The Hashgraph Group and Truesense have filed a European patent application for CITI, a system that cryptographically binds physical presence to decentralised digital identity credentials.
Switzerland-based The Hashgraph Group (THG) and Italy-based Truesense have filed a joint patent application with the European Patent Office for their Continuous Identity Trust Infrastructure (CITI), a system that combines ultra-wideband spatial sensing, decentralised digital identity, and zero-knowledge proof cryptography to generate privacy-preserving, auditable, verifiable credentials. The application was filed on 4 April 2026 under European Patent Application Nr. EP26425032, designating more than 44 countries across Europe. A parallel application to the US Patent and Trademark Office is also in progress.
How CITI works
CITI operates across three technical layers. Ultra-wideband (UWB) technology first detects that a user is physically present within a defined zone, confirming human presence through radar-mode vital-sign sensing via an on-device machine learning algorithm. The UWB presence event is then cryptographically bound to the user's decentralised identifier, stored in a digital identity wallet, generating a presence binding token and zone presence indicator. A verifiable credential is issued, embedding these elements alongside a timestamp and cryptographic hash anchored on a distributed ledger technology network, creating a tamper-proof, auditable record. A zero-knowledge proof module then enables selective disclosure, allowing third-party verifiers to confirm the credential's validity without accessing personal or location data.
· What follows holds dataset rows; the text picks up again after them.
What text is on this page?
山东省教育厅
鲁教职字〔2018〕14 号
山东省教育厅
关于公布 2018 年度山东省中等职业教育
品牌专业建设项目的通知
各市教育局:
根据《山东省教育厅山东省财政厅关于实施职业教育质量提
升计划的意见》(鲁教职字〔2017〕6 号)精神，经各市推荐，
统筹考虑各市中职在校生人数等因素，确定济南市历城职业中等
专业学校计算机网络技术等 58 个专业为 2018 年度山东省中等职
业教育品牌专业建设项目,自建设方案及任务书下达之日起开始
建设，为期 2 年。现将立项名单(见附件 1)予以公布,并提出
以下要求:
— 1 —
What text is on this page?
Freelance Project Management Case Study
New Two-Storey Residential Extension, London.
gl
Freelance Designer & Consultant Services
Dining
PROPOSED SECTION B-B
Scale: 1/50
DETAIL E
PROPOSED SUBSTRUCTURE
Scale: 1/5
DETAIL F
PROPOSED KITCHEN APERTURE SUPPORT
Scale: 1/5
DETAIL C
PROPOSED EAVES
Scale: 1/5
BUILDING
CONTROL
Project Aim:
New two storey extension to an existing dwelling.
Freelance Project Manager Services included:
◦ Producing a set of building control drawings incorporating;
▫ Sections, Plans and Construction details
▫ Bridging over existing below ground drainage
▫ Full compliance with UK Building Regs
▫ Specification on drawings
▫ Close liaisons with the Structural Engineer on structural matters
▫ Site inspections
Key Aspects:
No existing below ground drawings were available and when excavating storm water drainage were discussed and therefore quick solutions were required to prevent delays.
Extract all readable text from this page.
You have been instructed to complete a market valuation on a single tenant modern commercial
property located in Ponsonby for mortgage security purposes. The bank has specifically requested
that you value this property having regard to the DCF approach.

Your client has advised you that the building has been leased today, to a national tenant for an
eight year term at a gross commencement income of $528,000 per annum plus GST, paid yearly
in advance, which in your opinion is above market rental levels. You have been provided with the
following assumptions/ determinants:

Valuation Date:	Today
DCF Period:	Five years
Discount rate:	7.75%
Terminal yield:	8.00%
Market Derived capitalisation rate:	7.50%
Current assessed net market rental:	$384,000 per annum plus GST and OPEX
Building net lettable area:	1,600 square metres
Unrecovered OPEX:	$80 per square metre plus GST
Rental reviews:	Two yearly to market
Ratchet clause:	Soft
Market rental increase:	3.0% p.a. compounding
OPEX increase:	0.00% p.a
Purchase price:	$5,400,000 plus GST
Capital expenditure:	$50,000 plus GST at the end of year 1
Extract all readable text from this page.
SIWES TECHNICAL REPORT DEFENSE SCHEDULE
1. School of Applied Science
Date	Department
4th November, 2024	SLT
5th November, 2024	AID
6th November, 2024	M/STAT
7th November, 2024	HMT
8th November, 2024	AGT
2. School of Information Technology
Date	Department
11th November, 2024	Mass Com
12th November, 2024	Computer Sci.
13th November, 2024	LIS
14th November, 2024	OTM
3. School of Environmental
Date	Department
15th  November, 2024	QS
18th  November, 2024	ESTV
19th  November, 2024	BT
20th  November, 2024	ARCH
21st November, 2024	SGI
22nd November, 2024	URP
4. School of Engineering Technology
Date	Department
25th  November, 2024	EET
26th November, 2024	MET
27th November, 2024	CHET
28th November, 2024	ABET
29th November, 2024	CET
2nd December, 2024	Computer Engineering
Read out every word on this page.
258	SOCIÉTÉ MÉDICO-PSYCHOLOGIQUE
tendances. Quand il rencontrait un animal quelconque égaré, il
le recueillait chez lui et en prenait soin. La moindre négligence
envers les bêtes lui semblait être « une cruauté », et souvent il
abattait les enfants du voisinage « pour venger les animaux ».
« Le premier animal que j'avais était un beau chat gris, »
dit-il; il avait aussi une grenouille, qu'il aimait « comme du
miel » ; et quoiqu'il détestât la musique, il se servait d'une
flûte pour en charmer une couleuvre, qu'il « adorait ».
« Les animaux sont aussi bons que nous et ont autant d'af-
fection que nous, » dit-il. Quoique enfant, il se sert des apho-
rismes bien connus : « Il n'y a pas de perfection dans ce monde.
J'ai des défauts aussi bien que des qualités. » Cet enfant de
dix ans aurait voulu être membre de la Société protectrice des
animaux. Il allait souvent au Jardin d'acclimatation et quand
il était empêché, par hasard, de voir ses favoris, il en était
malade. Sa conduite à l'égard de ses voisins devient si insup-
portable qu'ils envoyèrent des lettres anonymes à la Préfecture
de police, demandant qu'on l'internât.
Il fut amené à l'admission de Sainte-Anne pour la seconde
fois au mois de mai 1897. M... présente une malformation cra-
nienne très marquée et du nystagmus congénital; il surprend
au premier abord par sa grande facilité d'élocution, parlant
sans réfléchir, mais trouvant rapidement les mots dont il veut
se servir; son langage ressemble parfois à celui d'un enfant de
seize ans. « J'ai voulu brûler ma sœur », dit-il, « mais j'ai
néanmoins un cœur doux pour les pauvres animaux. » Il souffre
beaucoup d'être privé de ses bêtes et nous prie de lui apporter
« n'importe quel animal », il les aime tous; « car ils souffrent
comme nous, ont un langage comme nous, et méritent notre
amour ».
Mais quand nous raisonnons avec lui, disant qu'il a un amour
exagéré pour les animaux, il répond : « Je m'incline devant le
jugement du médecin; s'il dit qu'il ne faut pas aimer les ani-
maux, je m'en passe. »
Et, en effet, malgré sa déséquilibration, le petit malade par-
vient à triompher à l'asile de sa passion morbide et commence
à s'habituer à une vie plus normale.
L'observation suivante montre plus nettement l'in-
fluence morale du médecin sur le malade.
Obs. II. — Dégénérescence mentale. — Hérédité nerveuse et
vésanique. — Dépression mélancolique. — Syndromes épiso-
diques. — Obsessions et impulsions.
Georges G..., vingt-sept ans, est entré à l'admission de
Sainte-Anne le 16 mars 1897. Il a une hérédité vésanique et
The result is a presence attestation that is cryptographically secure, auditable, and privacy-preserving, linking a real-world physical event to a digital identity credential without exposing underlying personal data.
Regulatory alignment and use cases
The CITI invention is aligned with several EU regulatory frameworks, including eIDAS 2.0 and the EU Digital Identity Wallet framework, which requires EU member states to provide digital identity wallets by the end of 2026, and the NIS2 Directive, which establishes cybersecurity and auditability obligations across the EU. It is also aligned with the EU's Digital Product Passport framework under the Ecodesign for Sustainable Products Regulation, with the first product obligations for batteries taking effect in 2027.
Potential applications span financial services, healthcare, sports and entertainment, and regulated industrial environments, including physical access control, venue entry validation, and hospital zone credentialing. THG and Truesense have submitted a joint funding application under the EU's Important Projects of Common European Interest -Compute Infrastructure Continuum programme to accelerate CITI deployment across national transportation systems, smart cities, and manufacturing industries.